Overall this was a much better experience than Gold Coast in July. The preparation was a little interrupted due to a calf and achilles strain so was feeling a bit apprehensive that I hadn’t done enough. But I was trying to trust my training and in some ways I think I felt more in control and more confident. I was much happier with this outcome and felt that I did more right than wrong this time around. However, there is still massive room for improvement.
The Right: The first 33km was run according to the race plan, although the first 5 was probably a little fast. I managed my nutrition and hydration better and had no ill effects (no staggering around or feeling sick). My belief in my capabilities was good for most of the race and I achieved the target I set.
The Wrong: The mental battle is still a struggle for me. At the 33km mark I could feel the self doubt creeping in and then I could feel the pain in my feet, then the wind was bothering me, then the bugs I was swallowing were annoying me. By 37km I completely lost all control and walked the majority of the kilometer. The negative self talk had started. I was consumed with worrying about what the coach was going to think, about letting him down, my family that were sitting waiting for me in the MCG, what would my friends and family think, oh god I’m going to fail again. It just went around and around in my head. And yes there were tears and tantrums happening as well. I totally lost confidence in myself and forgot about the plan.
The Right: Even though I struggle in my self-belief, I never doubted the wisdom of Brad or the belief he has in me. I’m not sure what happened but while walking, I started to think about everything Brad and I had talked about pre race and went back to basics. I got it together of sorts and while it wasn’t the pace that I wanted, it was still running. I managed to control my anxiety better than usual and finished strong.

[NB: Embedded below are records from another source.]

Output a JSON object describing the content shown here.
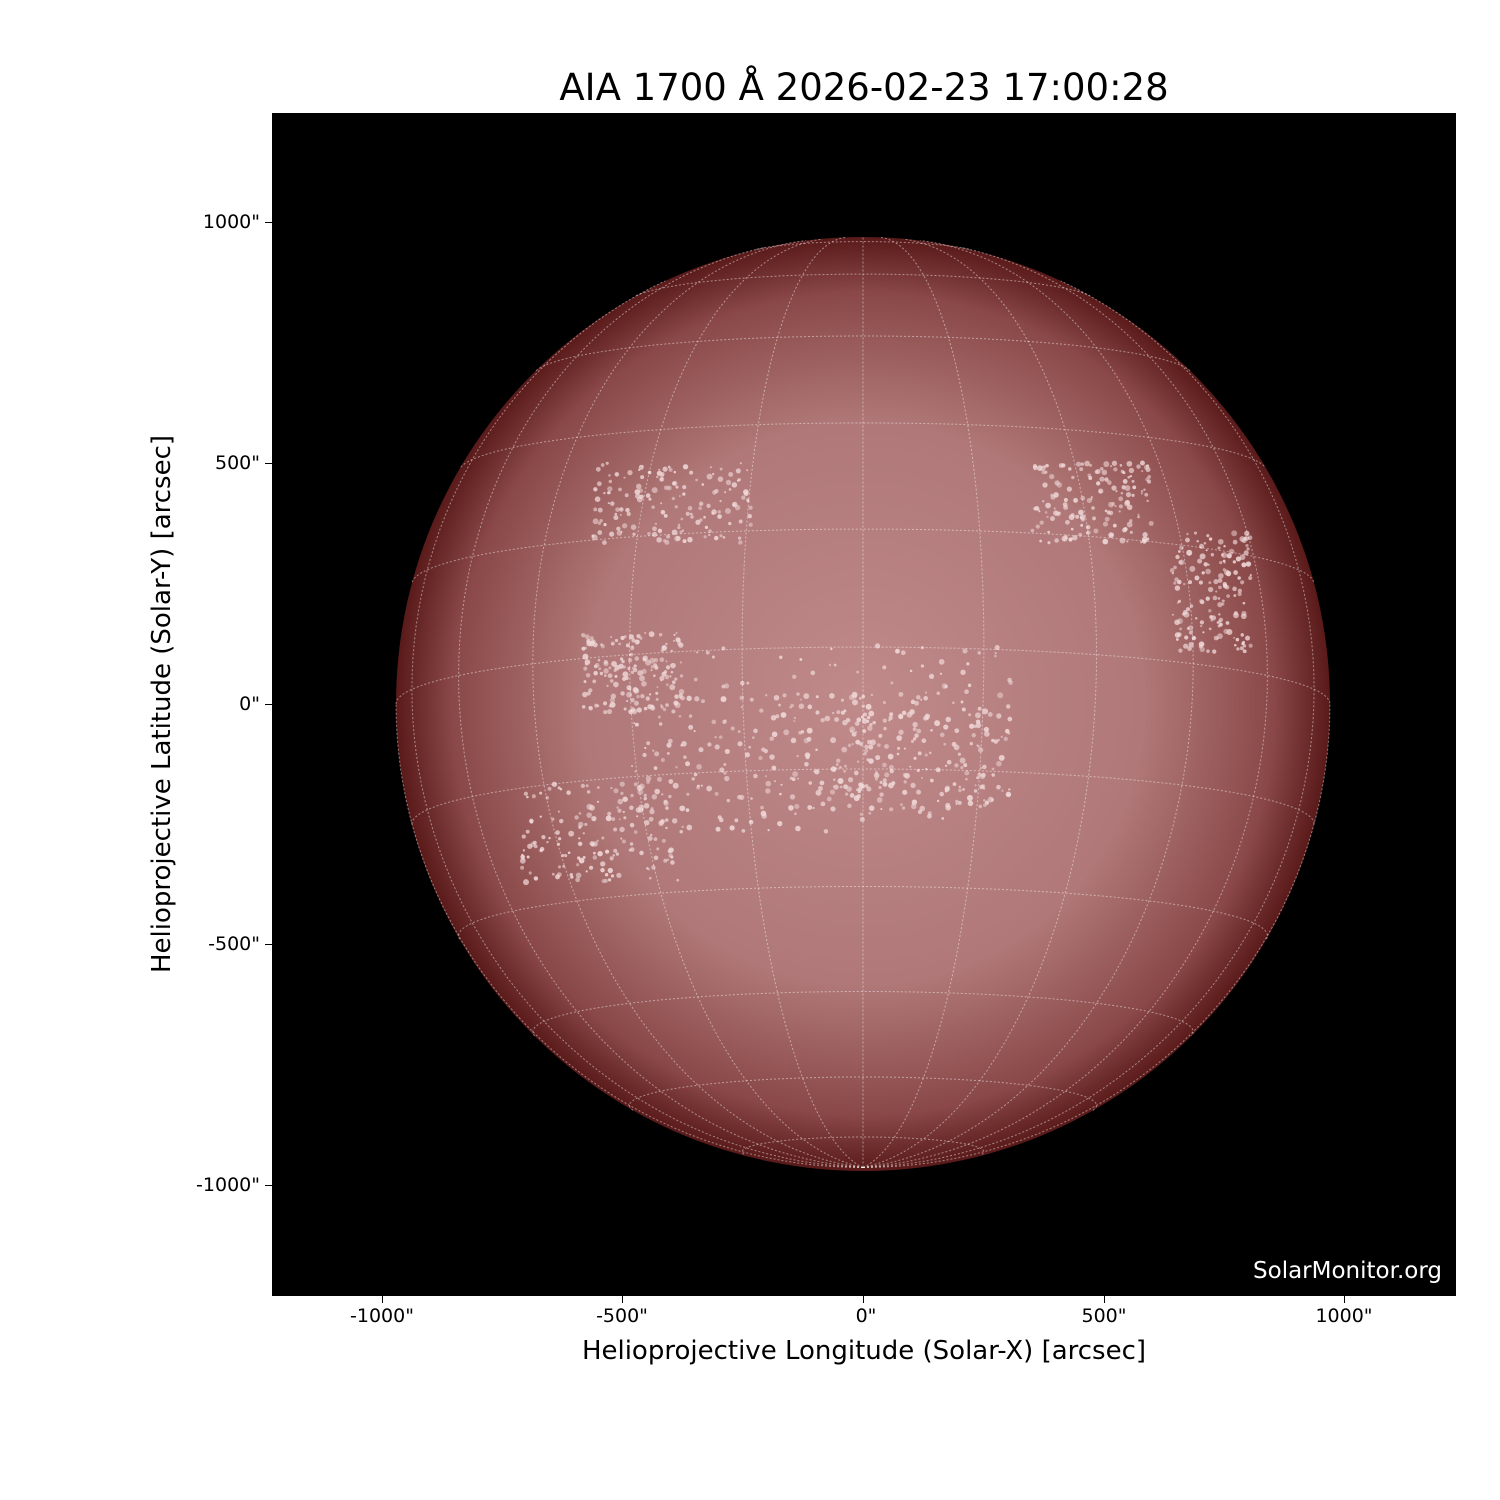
{
  "title": "AIA 1700 Å 2026-02-23 17:00:28",
  "watermark": "SolarMonitor.org",
  "axes": {
    "xlabel": "Helioprojective Longitude (Solar-X) [arcsec]",
    "ylabel": "Helioprojective Latitude (Solar-Y) [arcsec]",
    "xticks": [
      "-1000\"",
      "-500\"",
      "0\"",
      "500\"",
      "1000\""
    ],
    "yticks": [
      "1000\"",
      "500\"",
      "0\"",
      "-500\"",
      "-1000\""
    ]
  },
  "colors": {
    "background": "#000000",
    "disk_center": "#c08a8a",
    "disk_limb": "#5a1a1a",
    "grid": "#ffffff"
  }
}
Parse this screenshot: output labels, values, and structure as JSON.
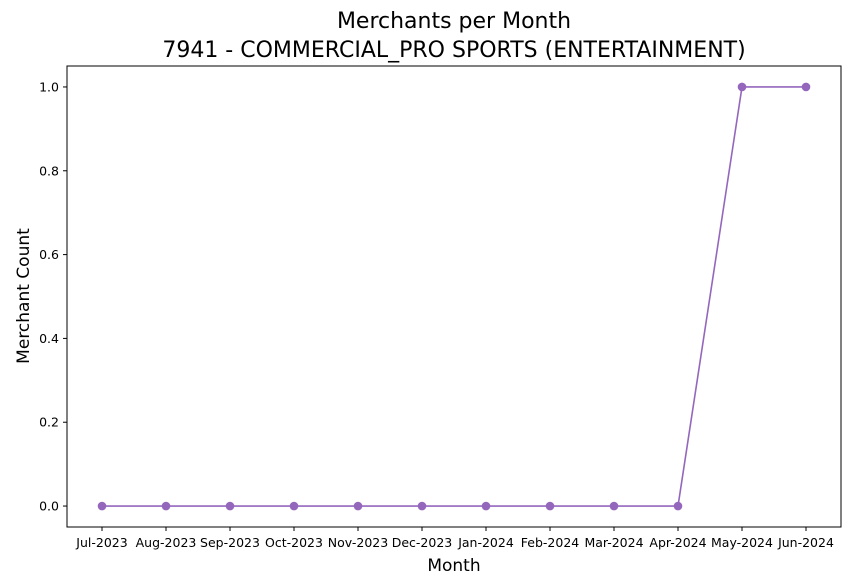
{
  "chart_data": {
    "type": "line",
    "title": "Merchants per Month",
    "subtitle": "7941 - COMMERCIAL_PRO SPORTS (ENTERTAINMENT)",
    "xlabel": "Month",
    "ylabel": "Merchant Count",
    "categories": [
      "Jul-2023",
      "Aug-2023",
      "Sep-2023",
      "Oct-2023",
      "Nov-2023",
      "Dec-2023",
      "Jan-2024",
      "Feb-2024",
      "Mar-2024",
      "Apr-2024",
      "May-2024",
      "Jun-2024"
    ],
    "series": [
      {
        "values": [
          0,
          0,
          0,
          0,
          0,
          0,
          0,
          0,
          0,
          0,
          1,
          1
        ],
        "color": "#9467bd",
        "marker": "circle"
      }
    ],
    "ylim": [
      -0.05,
      1.05
    ],
    "yticks": [
      "0.0",
      "0.2",
      "0.4",
      "0.6",
      "0.8",
      "1.0"
    ],
    "grid": false,
    "legend": "none"
  }
}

I need to remind myself that I have a lot to be proud of. I started running when I was 54 and 18 months later I have completed 2 marathons. Yay me! I have a great coach and truly could never have done this without his patience and wisdom. He tells me often that he has done nothing it is all me. But the truth is it is a team effort and I am truly grateful. Discovering the joy of running (although at times it doesn’t seem like I enjoy it) has challenged me like nothing else has and in turn has had a huge positive impact on my life. I am healthier and happier than I have ever been and while at times it doesn’t seem like it, I also have much more confidence and self belief.